Kolejnym skutkiem ówczesnej interwencji wojsk rosyjskich jest utwierdzenie opinii o Kaukazie jako regionie niestabilnym, niepewnym, a więc ryzykownym z punktu widzenia inwestorów. Budowa infrastruktury przesyłowej sama z siebie jest bardzo kosztowna, a na Kaukazie jest dodatkowo narażona na ryzyko starć zbrojnych. Bez silnego wsparcia rządów państw trzecich trudno będzie zebrać kapitał na jakiekolwiek istotne inwestycje.

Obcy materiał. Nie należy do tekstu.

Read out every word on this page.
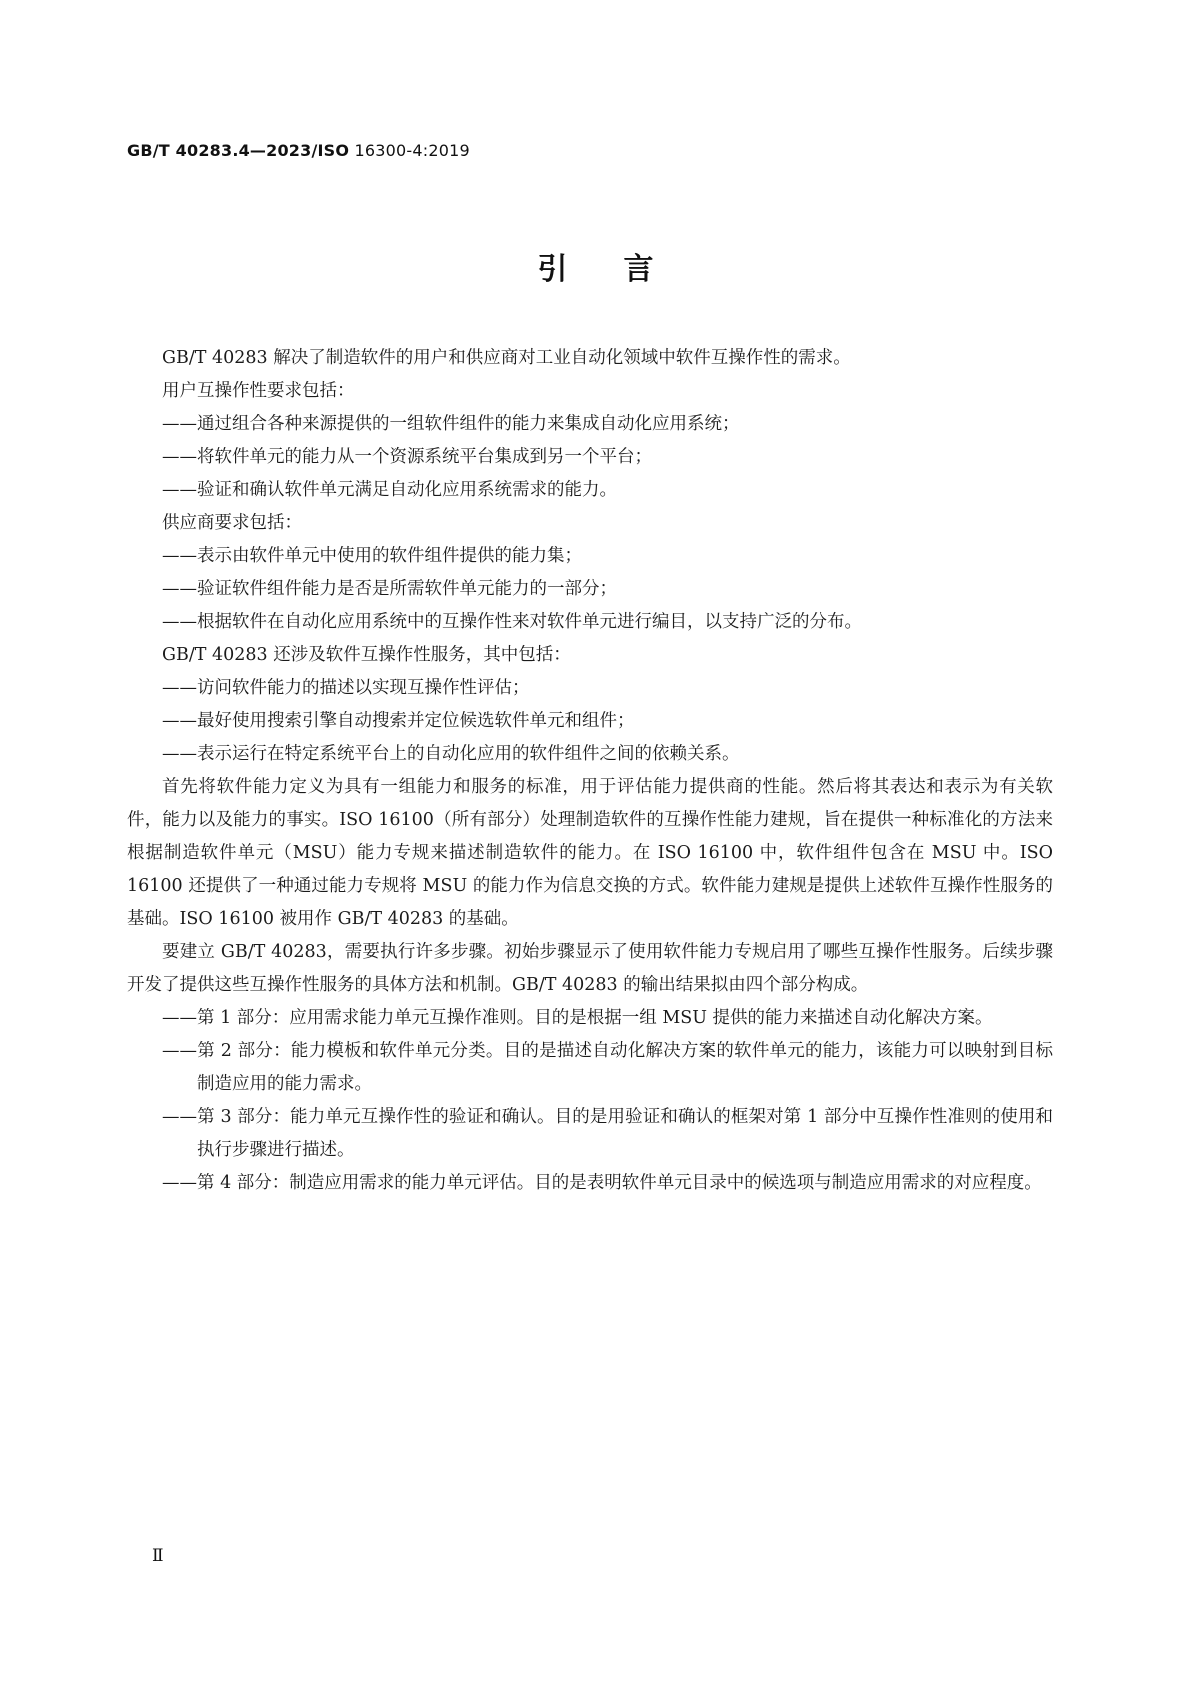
GB/T 40283.4—2023/ISO 16300-4:2019
引言

GB/T 40283 解决了制造软件的用户和供应商对工业自动化领域中软件互操作性的需求。

用户互操作性要求包括：

——通过组合各种来源提供的一组软件组件的能力来集成自动化应用系统；

——将软件单元的能力从一个资源系统平台集成到另一个平台；

——验证和确认软件单元满足自动化应用系统需求的能力。

供应商要求包括：

——表示由软件单元中使用的软件组件提供的能力集；

——验证软件组件能力是否是所需软件单元能力的一部分；

——根据软件在自动化应用系统中的互操作性来对软件单元进行编目，以支持广泛的分布。

GB/T 40283 还涉及软件互操作性服务，其中包括：

——访问软件能力的描述以实现互操作性评估；

——最好使用搜索引擎自动搜索并定位候选软件单元和组件；

——表示运行在特定系统平台上的自动化应用的软件组件之间的依赖关系。

首先将软件能力定义为具有一组能力和服务的标准，用于评估能力提供商的性能。然后将其表达和表示为有关软件，能力以及能力的事实。ISO 16100（所有部分）处理制造软件的互操作性能力建规，旨在提供一种标准化的方法来根据制造软件单元（MSU）能力专规来描述制造软件的能力。在 ISO 16100 中，软件组件包含在 MSU 中。ISO 16100 还提供了一种通过能力专规将 MSU 的能力作为信息交换的方式。软件能力建规是提供上述软件互操作性服务的基础。ISO 16100 被用作 GB/T 40283 的基础。

要建立 GB/T 40283，需要执行许多步骤。初始步骤显示了使用软件能力专规启用了哪些互操作性服务。后续步骤开发了提供这些互操作性服务的具体方法和机制。GB/T 40283 的输出结果拟由四个部分构成。

——第 1 部分：应用需求能力单元互操作准则。目的是根据一组 MSU 提供的能力来描述自动化解决方案。

——第 2 部分：能力模板和软件单元分类。目的是描述自动化解决方案的软件单元的能力，该能力可以映射到目标制造应用的能力需求。

——第 3 部分：能力单元互操作性的验证和确认。目的是用验证和确认的框架对第 1 部分中互操作性准则的使用和执行步骤进行描述。

——第 4 部分：制造应用需求的能力单元评估。目的是表明软件单元目录中的候选项与制造应用需求的对应程度。

Ⅱ
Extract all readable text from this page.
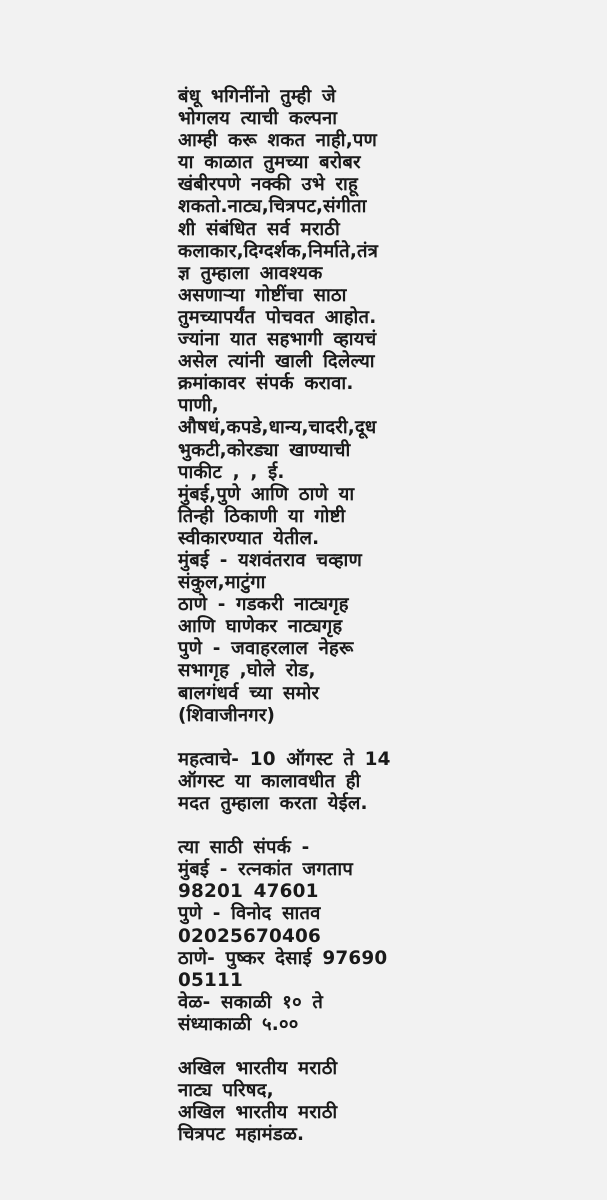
बंधू भगिनींनो तुम्ही जे
भोगलय त्याची कल्पना
आम्ही करू शकत नाही,पण
या काळात तुमच्या बरोबर
खंबीरपणे नक्की उभे राहू
शकतो.नाट्य,चित्रपट,संगीता
शी संबंधित सर्व मराठी
कलाकार,दिग्दर्शक,निर्माते,तंत्र
ज्ञ तुम्हाला आवश्यक
असणाऱ्या गोष्टींचा साठा
तुमच्यापर्यंत पोचवत आहोत.
ज्यांना यात सहभागी व्हायचं
असेल त्यांनी खाली दिलेल्या
क्रमांकावर संपर्क करावा.
पाणी,
औषधं,कपडे,धान्य,चादरी,दूध
भुकटी,कोरड्या खाण्याची
पाकीट , , ई.
मुंबई,पुणे आणि ठाणे या
तिन्ही ठिकाणी या गोष्टी
स्वीकारण्यात येतील.
मुंबई - यशवंतराव चव्हाण
संकुल,माटुंगा
ठाणे - गडकरी नाट्यगृह
आणि घाणेकर नाट्यगृह
पुणे - जवाहरलाल नेहरू
सभागृह ,घोले रोड,
बालगंधर्व च्या समोर
(शिवाजीनगर)
महत्वाचे- 10 ऑगस्ट ते 14
ऑगस्ट या कालावधीत ही
मदत तुम्हाला करता येईल.
त्या साठी संपर्क -
मुंबई - रत्नकांत जगताप
98201 47601
पुणे - विनोद सातव
02025670406
ठाणे- पुष्कर देसाई 97690
05111
वेळ- सकाळी १० ते
संध्याकाळी ५.००
अखिल भारतीय मराठी
नाट्य परिषद,
अखिल भारतीय मराठी
चित्रपट महामंडळ.
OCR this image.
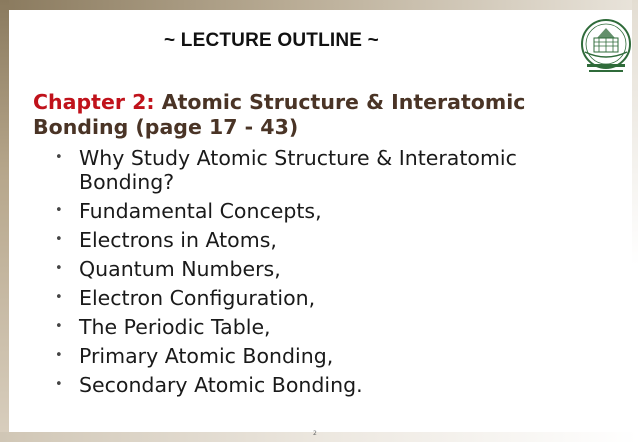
~ LECTURE OUTLINE ~
Chapter 2: Atomic Structure & Interatomic Bonding (page 17 - 43)
• Why Study Atomic Structure & Interatomic Bonding?
• Fundamental Concepts,
• Electrons in Atoms,
• Quantum Numbers,
• Electron Configuration,
• The Periodic Table,
• Primary Atomic Bonding,
• Secondary Atomic Bonding.
2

W tym nowym środowisku międzynarodowym Turcja musiała odnaleźć dla siebie właściwą rolę. Bliskie związki z Gruzją, przez terytorium której biegną dwa żywotne dla Ankary rurociągi (Baku-Tbilisi-Ceyhan oraz Baku-Tbilisi-Erzurum) znalazły się na cenzurowanym w Moskwie. Handlowa wojenka rosyjsko-turecka rozgrywająca się równolegle z rosyjskimi pretensjami o obecność amerykańskich okrętów na Morzu Czarnym tuż po interwencji w Gruzji pokazała, jak słaba jest Turcja w starciu z Rosją.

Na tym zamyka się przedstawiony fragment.